私にとっての愛のひとつは、 「聖域を尊重すること」 です。
私という存在の聖域。 あなたという存在の聖域。
その境界を大切にしながら、 互いを生かし合うこと。
それが私の魂が求めている愛の形のように感じています。
私には強烈な記憶として残る過去世があります。
正義を守ろうとして闇に堕ちた記憶。
仲間を守ろうとした記憶。
誰もが救われる道を探した記憶。
その全てに共通していたものがあります。
それは、 「誰かを守りたかった」 という願いです。
けれど今振り返ると、 その人生たちが私に教えてくれていることがあります。
それは、 一番守らなければならなかったのは、 自分自身だったということです。
自分を失ってまで誰かを守ろうとすると、 私という世界が消えてしまいます。
私の視点。 私の感性。 私の喜び。 私の愛。
それらが失われる。
すると、 世界からひとつの豊かさが失われてしまうのです。
私という世界が豊かであること。 それは決して利己的なことではありません。
なぜなら世界は繋がっているからです。
ひとりの笑顔が誰かを救い、 ひとりの優しさが連鎖し、 ひとりの勇気が未来を変える。
フラクタルという言葉があります。
部分の中に全体が映し出される構造です。
一枚の葉の形が木全体と似ているように、 私たちの内側もまた、 世界全体と響き合っています。
私は長い間、十一面観音にご縁を感じてきました。
外側にある十一面観音と、 私の内側にある十一面観音。
その二つが響き合うとき、 私の世界は豊かになります。
十一面観音は、 あらゆる方向から世界を見つめる存在です。 喜びも。 悲しみも。 怒りも。 慈しみも。
全てを含みながら、 なお愛そうとする存在。
もしかすると、 私たち一人ひとりの魂もまた、 それぞれ固有の観音を内側に持っているのかもしれません。
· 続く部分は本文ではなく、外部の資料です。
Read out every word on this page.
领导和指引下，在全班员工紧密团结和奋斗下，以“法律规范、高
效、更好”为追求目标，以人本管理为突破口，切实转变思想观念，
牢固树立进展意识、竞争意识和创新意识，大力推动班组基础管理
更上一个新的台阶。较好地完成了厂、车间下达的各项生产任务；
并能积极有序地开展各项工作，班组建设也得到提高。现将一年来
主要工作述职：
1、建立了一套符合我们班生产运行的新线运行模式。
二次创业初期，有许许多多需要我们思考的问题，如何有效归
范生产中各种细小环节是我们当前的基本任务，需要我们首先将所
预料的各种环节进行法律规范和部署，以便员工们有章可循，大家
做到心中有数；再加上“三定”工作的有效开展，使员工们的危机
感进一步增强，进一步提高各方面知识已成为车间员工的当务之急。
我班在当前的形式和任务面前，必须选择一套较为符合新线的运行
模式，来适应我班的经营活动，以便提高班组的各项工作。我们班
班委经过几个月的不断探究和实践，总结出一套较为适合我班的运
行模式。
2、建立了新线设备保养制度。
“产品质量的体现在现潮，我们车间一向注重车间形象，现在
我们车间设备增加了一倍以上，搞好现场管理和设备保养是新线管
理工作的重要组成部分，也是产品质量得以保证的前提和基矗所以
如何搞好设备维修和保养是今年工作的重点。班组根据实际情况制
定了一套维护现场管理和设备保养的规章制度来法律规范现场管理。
そしてその姿こそが、 魂の曼荼羅なのではないでしょうか。
曼荼羅は宇宙の姿と言われますが、 決して完成図ではないと思うのです。
そして、 正解でもないと思います。
それはそれぞれの魂が描いた地図だと思いませんか。
どこへ向かうかを決めるものではなく、 「私は何を愛したいのか」 を思い出すための地図。
あなたの中で今、何を思い出そうと曼荼羅の地図を広げるでしょうか。
私は、私の中の十一面観音が、 フラクタルのように世界へ響いていく。
そして、 あなたの中の何かもまた、 世界へ響いていく。
私たちはそんなふうに、 互いの曼荼羅を映し合いながら生きているのかもしれません。